In 2026, Pampers launched its luxury diapers line, which introduced diapers made with silk fibers in order to lean into luxury and boost sales as birth rate declines.

==Feedback ==
In March 2010, Pampers announced a change to their popular Cruisers and Swaddlers diapers (Active Fit and New Baby respectively in Europe) with the addition of the new Dry-Max technology. Many parents reported rashes and chemical burns as a result of using the new diapers. Procter & Gamble claims that pediatric experts have reviewed the Pampers with DryMax safety data and have seen no correlation between the reported rash and diaper. In May 2010, a lawsuit was filed against Procter & Gamble based on the injuries allegedly caused by the diapers. In September 2010, the United States Consumer Product Safety Commission issued the results of its investigation into the matter, finding no evidence that these diapers cause diaper rash. In the UK the case was brought to people's attention on consumer rights programme Watchdog in May 2010.

== Advertising ==
Pampers is marketed in various ways, such as print ads and television commercials. Print ads often appear in magazines and other periodicals. Television commercials appear during soap operas co-produced by Procter and Gamble, such as Bold and the Beautiful & Young and the Restless, and during the airing of parenting shows. Another way Pampers is promoted is through product placement. Pampers paid $50,000 to be featured in the movie Three Men and a Baby.

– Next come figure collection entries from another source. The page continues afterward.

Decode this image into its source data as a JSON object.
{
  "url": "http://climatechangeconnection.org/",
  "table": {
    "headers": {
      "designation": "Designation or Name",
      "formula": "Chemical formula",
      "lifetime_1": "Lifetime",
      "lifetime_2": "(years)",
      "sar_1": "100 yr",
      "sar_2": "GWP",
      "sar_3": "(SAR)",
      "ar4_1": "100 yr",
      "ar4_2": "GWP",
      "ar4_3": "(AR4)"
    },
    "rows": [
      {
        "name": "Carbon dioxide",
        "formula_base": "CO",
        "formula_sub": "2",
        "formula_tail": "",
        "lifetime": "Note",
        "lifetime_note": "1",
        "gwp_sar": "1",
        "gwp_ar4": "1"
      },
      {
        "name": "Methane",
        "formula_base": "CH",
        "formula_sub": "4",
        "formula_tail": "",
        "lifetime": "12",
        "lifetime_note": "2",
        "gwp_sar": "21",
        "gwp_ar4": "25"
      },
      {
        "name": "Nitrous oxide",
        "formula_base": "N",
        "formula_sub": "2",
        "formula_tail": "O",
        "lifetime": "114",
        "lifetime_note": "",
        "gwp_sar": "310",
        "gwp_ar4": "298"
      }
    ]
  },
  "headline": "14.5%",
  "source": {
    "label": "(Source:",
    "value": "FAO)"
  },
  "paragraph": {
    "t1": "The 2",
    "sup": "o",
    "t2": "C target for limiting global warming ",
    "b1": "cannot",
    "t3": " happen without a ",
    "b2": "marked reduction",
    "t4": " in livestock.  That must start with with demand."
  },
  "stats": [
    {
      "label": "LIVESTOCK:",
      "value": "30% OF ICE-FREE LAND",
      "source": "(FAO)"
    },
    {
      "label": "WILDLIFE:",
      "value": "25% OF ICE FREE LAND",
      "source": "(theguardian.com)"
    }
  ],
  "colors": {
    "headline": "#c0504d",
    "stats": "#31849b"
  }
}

P&G has also sponsored the program Make Room for Baby on the Discovery Health Channel.

P&G contributes to flood relief efforts in Pakistan in part through its Pampers brand and "Spread a Smile" campaign, which provides free health check-ups, medicines, and oral rehydration therapy to babies and children living in the flood affected areas.

In Romania, Pampers is a sponsor for top tennis player Simona Halep and in Poland, Pampers has a partnership with Eurovision 2024 star Luna.